The evidence that you would need to provide is detailed below:
- A record of the accident as reported at the time in the accident report book or through other official means
- A record of the report that was sent to RIDDOR if the injuries you sustained were “reportable”
- A medical report detailing the extent of your injuries which must be provided by a medical professional whether your own GP or a hospital doctor
- Witness statements and their contact details
- CCTV footage of the accident if available
- Photos of your injuries before you receive any treatment
- Photos of where the workplace accident occurred
Does Your Employer Bear Part of the Responsibility for the Accident at Work?
Following a workplace accident that leaves you injured, a responsible employer would thoroughly investigate the circumstances that led up to the incident occurring.

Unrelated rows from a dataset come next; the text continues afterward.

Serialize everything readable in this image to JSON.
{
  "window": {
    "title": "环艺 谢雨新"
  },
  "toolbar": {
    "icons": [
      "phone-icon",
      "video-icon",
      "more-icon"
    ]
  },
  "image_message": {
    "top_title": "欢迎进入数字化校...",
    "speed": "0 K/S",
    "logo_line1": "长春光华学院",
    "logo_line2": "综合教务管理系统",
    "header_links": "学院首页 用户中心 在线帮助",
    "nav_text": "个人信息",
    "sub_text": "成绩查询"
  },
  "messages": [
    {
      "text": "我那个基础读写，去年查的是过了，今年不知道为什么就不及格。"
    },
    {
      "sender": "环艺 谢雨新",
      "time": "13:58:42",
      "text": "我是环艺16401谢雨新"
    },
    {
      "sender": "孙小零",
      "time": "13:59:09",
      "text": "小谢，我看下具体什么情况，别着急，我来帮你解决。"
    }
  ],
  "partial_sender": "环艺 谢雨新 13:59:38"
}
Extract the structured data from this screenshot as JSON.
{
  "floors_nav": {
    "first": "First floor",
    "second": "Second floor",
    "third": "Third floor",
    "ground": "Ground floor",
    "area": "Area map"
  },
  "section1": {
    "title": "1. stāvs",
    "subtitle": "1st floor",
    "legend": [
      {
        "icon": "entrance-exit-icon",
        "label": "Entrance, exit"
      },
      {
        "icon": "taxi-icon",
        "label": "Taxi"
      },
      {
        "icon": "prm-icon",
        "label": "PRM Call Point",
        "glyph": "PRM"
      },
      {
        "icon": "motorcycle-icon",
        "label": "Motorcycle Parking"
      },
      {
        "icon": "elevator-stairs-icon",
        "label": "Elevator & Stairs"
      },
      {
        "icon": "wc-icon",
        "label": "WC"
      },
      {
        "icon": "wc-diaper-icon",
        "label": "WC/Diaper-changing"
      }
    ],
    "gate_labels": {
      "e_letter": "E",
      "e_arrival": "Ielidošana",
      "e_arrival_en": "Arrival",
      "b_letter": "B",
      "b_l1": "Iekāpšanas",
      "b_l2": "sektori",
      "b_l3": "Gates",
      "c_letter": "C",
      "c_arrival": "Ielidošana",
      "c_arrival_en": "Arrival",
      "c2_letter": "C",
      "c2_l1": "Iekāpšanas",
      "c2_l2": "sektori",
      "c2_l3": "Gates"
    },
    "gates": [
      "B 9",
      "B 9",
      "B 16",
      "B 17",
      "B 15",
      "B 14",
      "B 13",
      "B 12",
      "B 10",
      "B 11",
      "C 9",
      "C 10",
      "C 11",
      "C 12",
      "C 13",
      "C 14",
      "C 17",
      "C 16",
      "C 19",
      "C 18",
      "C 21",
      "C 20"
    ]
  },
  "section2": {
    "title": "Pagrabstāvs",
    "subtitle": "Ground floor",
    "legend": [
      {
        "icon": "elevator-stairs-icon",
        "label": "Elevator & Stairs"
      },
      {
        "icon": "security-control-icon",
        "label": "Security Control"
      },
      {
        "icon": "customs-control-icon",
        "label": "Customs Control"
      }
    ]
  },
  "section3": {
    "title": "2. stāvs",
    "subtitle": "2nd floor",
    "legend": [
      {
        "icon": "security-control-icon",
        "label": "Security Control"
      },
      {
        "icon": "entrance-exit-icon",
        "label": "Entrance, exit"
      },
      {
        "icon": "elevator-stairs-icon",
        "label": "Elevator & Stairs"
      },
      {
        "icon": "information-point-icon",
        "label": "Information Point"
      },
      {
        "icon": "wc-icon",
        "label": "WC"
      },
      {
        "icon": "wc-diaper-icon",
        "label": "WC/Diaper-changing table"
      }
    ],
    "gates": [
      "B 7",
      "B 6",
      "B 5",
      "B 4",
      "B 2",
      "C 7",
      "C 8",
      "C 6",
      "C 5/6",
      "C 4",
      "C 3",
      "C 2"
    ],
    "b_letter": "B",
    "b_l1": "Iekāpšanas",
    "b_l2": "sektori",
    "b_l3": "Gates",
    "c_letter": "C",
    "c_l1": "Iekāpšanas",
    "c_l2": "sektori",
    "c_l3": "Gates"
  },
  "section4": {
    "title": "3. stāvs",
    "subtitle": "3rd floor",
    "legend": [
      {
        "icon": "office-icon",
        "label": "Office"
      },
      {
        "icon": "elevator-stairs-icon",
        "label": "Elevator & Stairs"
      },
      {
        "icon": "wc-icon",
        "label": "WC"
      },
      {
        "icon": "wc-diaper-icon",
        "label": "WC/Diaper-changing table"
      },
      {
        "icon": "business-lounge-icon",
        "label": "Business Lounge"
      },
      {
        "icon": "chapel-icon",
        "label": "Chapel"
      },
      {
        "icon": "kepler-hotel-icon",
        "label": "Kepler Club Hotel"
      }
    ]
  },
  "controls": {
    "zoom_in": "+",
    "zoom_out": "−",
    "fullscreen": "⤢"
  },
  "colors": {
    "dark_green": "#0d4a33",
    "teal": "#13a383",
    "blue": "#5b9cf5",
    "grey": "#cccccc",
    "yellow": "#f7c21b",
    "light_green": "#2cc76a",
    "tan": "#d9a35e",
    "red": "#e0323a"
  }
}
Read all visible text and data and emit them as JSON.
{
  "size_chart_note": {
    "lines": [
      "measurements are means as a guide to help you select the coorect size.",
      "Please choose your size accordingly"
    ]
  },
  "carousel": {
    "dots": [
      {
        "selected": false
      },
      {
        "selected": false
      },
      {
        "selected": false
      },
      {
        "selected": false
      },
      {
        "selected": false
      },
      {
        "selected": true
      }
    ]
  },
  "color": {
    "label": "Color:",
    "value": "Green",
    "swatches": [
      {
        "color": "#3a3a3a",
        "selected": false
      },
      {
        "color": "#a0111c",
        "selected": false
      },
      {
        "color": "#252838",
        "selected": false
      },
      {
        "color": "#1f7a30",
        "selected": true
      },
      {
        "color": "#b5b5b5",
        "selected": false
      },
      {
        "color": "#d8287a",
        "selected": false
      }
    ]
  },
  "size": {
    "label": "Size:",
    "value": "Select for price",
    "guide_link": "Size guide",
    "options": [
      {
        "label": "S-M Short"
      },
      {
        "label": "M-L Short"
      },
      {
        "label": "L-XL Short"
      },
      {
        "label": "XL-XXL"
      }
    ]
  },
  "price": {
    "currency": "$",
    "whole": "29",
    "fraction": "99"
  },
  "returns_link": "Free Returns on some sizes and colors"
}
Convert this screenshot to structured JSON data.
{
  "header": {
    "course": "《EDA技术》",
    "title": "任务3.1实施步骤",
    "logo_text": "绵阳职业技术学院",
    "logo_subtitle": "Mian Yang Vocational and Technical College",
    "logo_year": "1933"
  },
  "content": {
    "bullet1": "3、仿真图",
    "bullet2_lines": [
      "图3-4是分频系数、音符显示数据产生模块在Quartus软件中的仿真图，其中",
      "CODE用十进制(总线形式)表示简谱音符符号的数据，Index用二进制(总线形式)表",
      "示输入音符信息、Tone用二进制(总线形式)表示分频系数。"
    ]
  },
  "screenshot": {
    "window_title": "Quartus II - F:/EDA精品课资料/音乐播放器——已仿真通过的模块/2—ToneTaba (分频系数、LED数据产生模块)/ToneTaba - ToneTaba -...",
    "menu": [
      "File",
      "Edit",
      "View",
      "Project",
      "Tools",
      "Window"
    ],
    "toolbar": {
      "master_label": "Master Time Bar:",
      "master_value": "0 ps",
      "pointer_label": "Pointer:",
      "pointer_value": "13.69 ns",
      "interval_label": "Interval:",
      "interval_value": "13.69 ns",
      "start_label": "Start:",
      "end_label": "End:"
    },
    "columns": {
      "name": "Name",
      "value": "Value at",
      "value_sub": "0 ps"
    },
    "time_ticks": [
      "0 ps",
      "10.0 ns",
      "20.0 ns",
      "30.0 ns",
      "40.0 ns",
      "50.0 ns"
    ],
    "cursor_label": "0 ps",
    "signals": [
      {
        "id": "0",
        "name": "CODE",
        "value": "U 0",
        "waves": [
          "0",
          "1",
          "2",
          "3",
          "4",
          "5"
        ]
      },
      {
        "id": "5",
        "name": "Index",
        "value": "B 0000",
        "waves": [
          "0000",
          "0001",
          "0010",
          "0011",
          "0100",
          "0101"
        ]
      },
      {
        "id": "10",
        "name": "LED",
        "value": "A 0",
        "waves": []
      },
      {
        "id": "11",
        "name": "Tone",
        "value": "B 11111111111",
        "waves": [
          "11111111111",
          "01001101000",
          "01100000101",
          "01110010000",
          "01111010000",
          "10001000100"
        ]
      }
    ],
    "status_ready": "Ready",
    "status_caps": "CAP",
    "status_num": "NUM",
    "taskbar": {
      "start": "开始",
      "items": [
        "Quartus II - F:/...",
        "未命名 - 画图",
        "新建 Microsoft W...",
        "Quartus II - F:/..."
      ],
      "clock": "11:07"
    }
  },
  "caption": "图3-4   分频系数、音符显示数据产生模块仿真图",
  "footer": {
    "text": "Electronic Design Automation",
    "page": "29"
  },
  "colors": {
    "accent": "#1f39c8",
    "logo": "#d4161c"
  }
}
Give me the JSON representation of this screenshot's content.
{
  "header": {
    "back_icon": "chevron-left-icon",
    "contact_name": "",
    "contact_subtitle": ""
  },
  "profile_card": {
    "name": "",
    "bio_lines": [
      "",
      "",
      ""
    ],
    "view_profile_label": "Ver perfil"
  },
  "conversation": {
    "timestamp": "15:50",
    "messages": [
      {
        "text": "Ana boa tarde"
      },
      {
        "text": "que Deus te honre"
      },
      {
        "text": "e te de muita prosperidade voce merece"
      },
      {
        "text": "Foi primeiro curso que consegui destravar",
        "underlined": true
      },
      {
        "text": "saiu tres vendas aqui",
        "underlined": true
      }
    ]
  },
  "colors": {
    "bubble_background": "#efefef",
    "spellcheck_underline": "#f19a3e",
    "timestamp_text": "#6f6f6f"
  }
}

This investigation would help establish liability and whether your employer could be held partly responsible for the injuries you sustained rather than them being fully responsible for the accident occurring.
If this should be the case, it is known as “contributory” negligence and as such, the amount you may be awarded whether by a judge in court, or by your employer’s insurance providers would reflect the level of responsibility both your employer and you bear for the injuries you sustained.
If the decision that you are 25% liable, then you would be awarded 25% less compensation than if you sustained your injuries through no fault of your own but rather through employer negligence. A lawyer who specialises in accident at work claims would establish the level of “split liability” that would apply to your case before entering into negotiations with an insurance provider should your claim be settled out of court.
What Happens if My Appeal is Turned Down?
As previously mentioned, should a judge in a higher court turn down your right to appeal a decision that was reached by a lower court with regard to your accident at work claim, you can request that your case be heard by the European Court of Human Rights. But you would need to prove that your human rights were breached for your case to be heard.
The solicitor who represented you would provide essential advice on whether you should take your claim to the European Court of Human Rights, bearing in mind that the legal process is even more complex and therefore you would need an experienced lawyer who would be willing to take on your case.
Conclusion
It is far better to seek legal advice from an experience accident at work lawyer prior to filing an accident at work claim against an employer you believe failed to keep you safe from harm in the workplace. An experienced solicitor would first assess your claim during an initial, no obligation consultation which is normally free of charge. Should a lawyer believe your accident at work claim would not be successful, they would advise you as soon as possible whether this is over the phone or in a meeting should your case be of a more complex nature.